The Archdiocese of Boston, which investigated the cure and sent its findings onto the Vatican, said: “We are honored to have played some small part in this blessed announcement,” spokesman Terry Donilon said.
The Archbishop of Westminster, His Grace Vincent Nichols, who was instrumental in pushing the beatification cause forward, said Newman’s beatification would “help us greatly in the task of protecting the faith amidst the difficulties he foresaw so clearly.”
McFarland said Newman’s conversion was “the logical end to his exploration” into the origins of the church.
At the time, there was a sense of great loss within the Church of England, if not betrayal, that such a charismatic and brilliant figure had left for Rome. But as Anglican-Catholic relations improved over time “there has been a joint claim to his extraordinary life as being important to both of our churches,” she said.
No date has been set for the beatification ceremony.
In addition to Newman, Benedict sent 11 other people along the path to possible sainthood Friday.

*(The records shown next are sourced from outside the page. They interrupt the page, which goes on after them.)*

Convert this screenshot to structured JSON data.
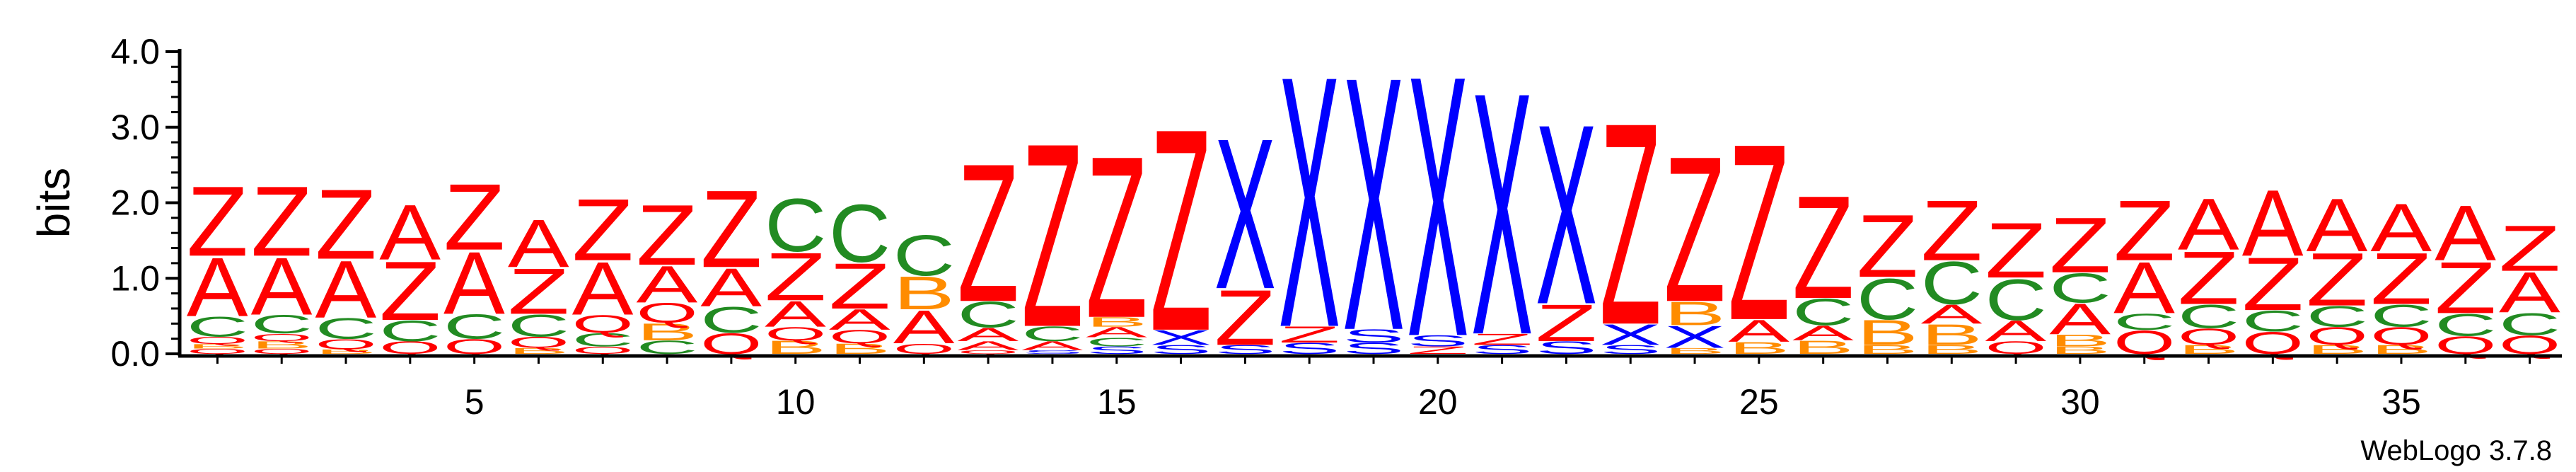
{
  "chart_data": {
    "type": "sequence-logo",
    "ylabel": "bits",
    "ylim": [
      0,
      4.0
    ],
    "yticks": [
      "0.0",
      "1.0",
      "2.0",
      "3.0",
      "4.0"
    ],
    "xticks": [
      5,
      10,
      15,
      20,
      25,
      30,
      35
    ],
    "credit": "WebLogo 3.7.8",
    "colors": {
      "Z": "#ff0000",
      "A": "#ff0000",
      "Q": "#ff0000",
      "C": "#228b22",
      "B": "#ff8c00",
      "X": "#0000ff",
      "S": "#0000ff"
    },
    "positions": [
      {
        "pos": 1,
        "stack": [
          [
            "Q",
            0.07
          ],
          [
            "B",
            0.06
          ],
          [
            "Q",
            0.1
          ],
          [
            "C",
            0.27
          ],
          [
            "A",
            0.8
          ],
          [
            "Z",
            0.95
          ]
        ]
      },
      {
        "pos": 2,
        "stack": [
          [
            "Q",
            0.07
          ],
          [
            "B",
            0.1
          ],
          [
            "Q",
            0.1
          ],
          [
            "C",
            0.25
          ],
          [
            "A",
            0.78
          ],
          [
            "Z",
            0.95
          ]
        ]
      },
      {
        "pos": 3,
        "stack": [
          [
            "B",
            0.06
          ],
          [
            "Q",
            0.14
          ],
          [
            "C",
            0.28
          ],
          [
            "A",
            0.78
          ],
          [
            "Z",
            0.95
          ]
        ]
      },
      {
        "pos": 4,
        "stack": [
          [
            "Q",
            0.17
          ],
          [
            "C",
            0.28
          ],
          [
            "Z",
            0.8
          ],
          [
            "A",
            0.75
          ]
        ]
      },
      {
        "pos": 5,
        "stack": [
          [
            "Q",
            0.2
          ],
          [
            "C",
            0.33
          ],
          [
            "A",
            0.85
          ],
          [
            "Z",
            0.9
          ]
        ]
      },
      {
        "pos": 6,
        "stack": [
          [
            "B",
            0.08
          ],
          [
            "Q",
            0.15
          ],
          [
            "C",
            0.3
          ],
          [
            "Z",
            0.62
          ],
          [
            "A",
            0.65
          ]
        ]
      },
      {
        "pos": 7,
        "stack": [
          [
            "Q",
            0.1
          ],
          [
            "C",
            0.18
          ],
          [
            "Q",
            0.24
          ],
          [
            "A",
            0.72
          ],
          [
            "Z",
            0.84
          ]
        ]
      },
      {
        "pos": 8,
        "stack": [
          [
            "C",
            0.18
          ],
          [
            "B",
            0.23
          ],
          [
            "Q",
            0.27
          ],
          [
            "A",
            0.5
          ],
          [
            "Z",
            0.82
          ]
        ]
      },
      {
        "pos": 9,
        "stack": [
          [
            "Q",
            0.28
          ],
          [
            "C",
            0.35
          ],
          [
            "A",
            0.52
          ],
          [
            "Z",
            1.05
          ]
        ]
      },
      {
        "pos": 10,
        "stack": [
          [
            "B",
            0.18
          ],
          [
            "Q",
            0.18
          ],
          [
            "A",
            0.35
          ],
          [
            "Z",
            0.65
          ],
          [
            "C",
            0.72
          ]
        ]
      },
      {
        "pos": 11,
        "stack": [
          [
            "B",
            0.14
          ],
          [
            "Q",
            0.18
          ],
          [
            "A",
            0.28
          ],
          [
            "Z",
            0.62
          ],
          [
            "C",
            0.78
          ]
        ]
      },
      {
        "pos": 12,
        "stack": [
          [
            "Q",
            0.14
          ],
          [
            "A",
            0.45
          ],
          [
            "B",
            0.45
          ],
          [
            "C",
            0.55
          ]
        ]
      },
      {
        "pos": 13,
        "stack": [
          [
            "Q",
            0.05
          ],
          [
            "A",
            0.12
          ],
          [
            "A",
            0.18
          ],
          [
            "C",
            0.35
          ],
          [
            "Z",
            1.88
          ]
        ]
      },
      {
        "pos": 14,
        "stack": [
          [
            "S",
            0.05
          ],
          [
            "A",
            0.12
          ],
          [
            "C",
            0.2
          ],
          [
            "Z",
            2.5
          ]
        ]
      },
      {
        "pos": 15,
        "stack": [
          [
            "S",
            0.1
          ],
          [
            "C",
            0.12
          ],
          [
            "A",
            0.14
          ],
          [
            "B",
            0.13
          ],
          [
            "Z",
            2.2
          ]
        ]
      },
      {
        "pos": 16,
        "stack": [
          [
            "S",
            0.12
          ],
          [
            "X",
            0.2
          ],
          [
            "Z",
            2.75
          ]
        ]
      },
      {
        "pos": 17,
        "stack": [
          [
            "S",
            0.12
          ],
          [
            "Z",
            0.75
          ],
          [
            "X",
            2.05
          ]
        ]
      },
      {
        "pos": 18,
        "stack": [
          [
            "S",
            0.15
          ],
          [
            "Z",
            0.22
          ],
          [
            "X",
            3.42
          ]
        ]
      },
      {
        "pos": 19,
        "stack": [
          [
            "S",
            0.15
          ],
          [
            "S",
            0.18
          ],
          [
            "X",
            3.45
          ]
        ]
      },
      {
        "pos": 20,
        "stack": [
          [
            "Z",
            0.1
          ],
          [
            "S",
            0.15
          ],
          [
            "X",
            3.55
          ]
        ]
      },
      {
        "pos": 21,
        "stack": [
          [
            "S",
            0.12
          ],
          [
            "Z",
            0.15
          ],
          [
            "X",
            3.3
          ]
        ]
      },
      {
        "pos": 22,
        "stack": [
          [
            "S",
            0.17
          ],
          [
            "Z",
            0.5
          ],
          [
            "X",
            2.45
          ]
        ]
      },
      {
        "pos": 23,
        "stack": [
          [
            "S",
            0.12
          ],
          [
            "X",
            0.28
          ],
          [
            "Z",
            2.75
          ]
        ]
      },
      {
        "pos": 24,
        "stack": [
          [
            "B",
            0.08
          ],
          [
            "X",
            0.3
          ],
          [
            "B",
            0.32
          ],
          [
            "Z",
            1.98
          ]
        ]
      },
      {
        "pos": 25,
        "stack": [
          [
            "B",
            0.16
          ],
          [
            "A",
            0.3
          ],
          [
            "Z",
            2.4
          ]
        ]
      },
      {
        "pos": 26,
        "stack": [
          [
            "B",
            0.18
          ],
          [
            "A",
            0.2
          ],
          [
            "C",
            0.36
          ],
          [
            "Z",
            1.4
          ]
        ]
      },
      {
        "pos": 27,
        "stack": [
          [
            "B",
            0.12
          ],
          [
            "B",
            0.34
          ],
          [
            "C",
            0.56
          ],
          [
            "Z",
            0.85
          ]
        ]
      },
      {
        "pos": 28,
        "stack": [
          [
            "B",
            0.12
          ],
          [
            "B",
            0.28
          ],
          [
            "A",
            0.26
          ],
          [
            "C",
            0.58
          ],
          [
            "Z",
            0.82
          ]
        ]
      },
      {
        "pos": 29,
        "stack": [
          [
            "Q",
            0.17
          ],
          [
            "A",
            0.28
          ],
          [
            "C",
            0.56
          ],
          [
            "Z",
            0.75
          ]
        ]
      },
      {
        "pos": 30,
        "stack": [
          [
            "B",
            0.1
          ],
          [
            "B",
            0.16
          ],
          [
            "A",
            0.42
          ],
          [
            "C",
            0.4
          ],
          [
            "Z",
            0.75
          ]
        ]
      },
      {
        "pos": 31,
        "stack": [
          [
            "Q",
            0.32
          ],
          [
            "C",
            0.22
          ],
          [
            "A",
            0.7
          ],
          [
            "Z",
            0.82
          ]
        ]
      },
      {
        "pos": 32,
        "stack": [
          [
            "B",
            0.12
          ],
          [
            "Q",
            0.22
          ],
          [
            "C",
            0.32
          ],
          [
            "Z",
            0.72
          ],
          [
            "A",
            0.7
          ]
        ]
      },
      {
        "pos": 33,
        "stack": [
          [
            "Q",
            0.3
          ],
          [
            "C",
            0.28
          ],
          [
            "Z",
            0.72
          ],
          [
            "A",
            0.9
          ]
        ]
      },
      {
        "pos": 34,
        "stack": [
          [
            "B",
            0.12
          ],
          [
            "Q",
            0.24
          ],
          [
            "C",
            0.28
          ],
          [
            "Z",
            0.72
          ],
          [
            "A",
            0.72
          ]
        ]
      },
      {
        "pos": 35,
        "stack": [
          [
            "B",
            0.12
          ],
          [
            "Q",
            0.24
          ],
          [
            "C",
            0.3
          ],
          [
            "Z",
            0.7
          ],
          [
            "A",
            0.65
          ]
        ]
      },
      {
        "pos": 36,
        "stack": [
          [
            "Q",
            0.24
          ],
          [
            "C",
            0.3
          ],
          [
            "Z",
            0.7
          ],
          [
            "A",
            0.75
          ]
        ]
      },
      {
        "pos": 37,
        "stack": [
          [
            "Q",
            0.25
          ],
          [
            "C",
            0.3
          ],
          [
            "A",
            0.55
          ],
          [
            "Z",
            0.62
          ]
        ]
      }
    ]
  }
}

He confirmed that two Spanish priests were martyred during anti-Catholic persecution in Franco’s Spain the 1930s and that a German priest was killed for “hatred of the faith” in the Dachau concentration camp in 1942. He recognized the “heroic virtues” of another Dachau victim, the first step toward possible beatification.
According to the Vatican’s procedures, people who die as martyrs for the faith don’t need a miracle attributed to their intercession to be beatified. A miracle is needed to be canonized.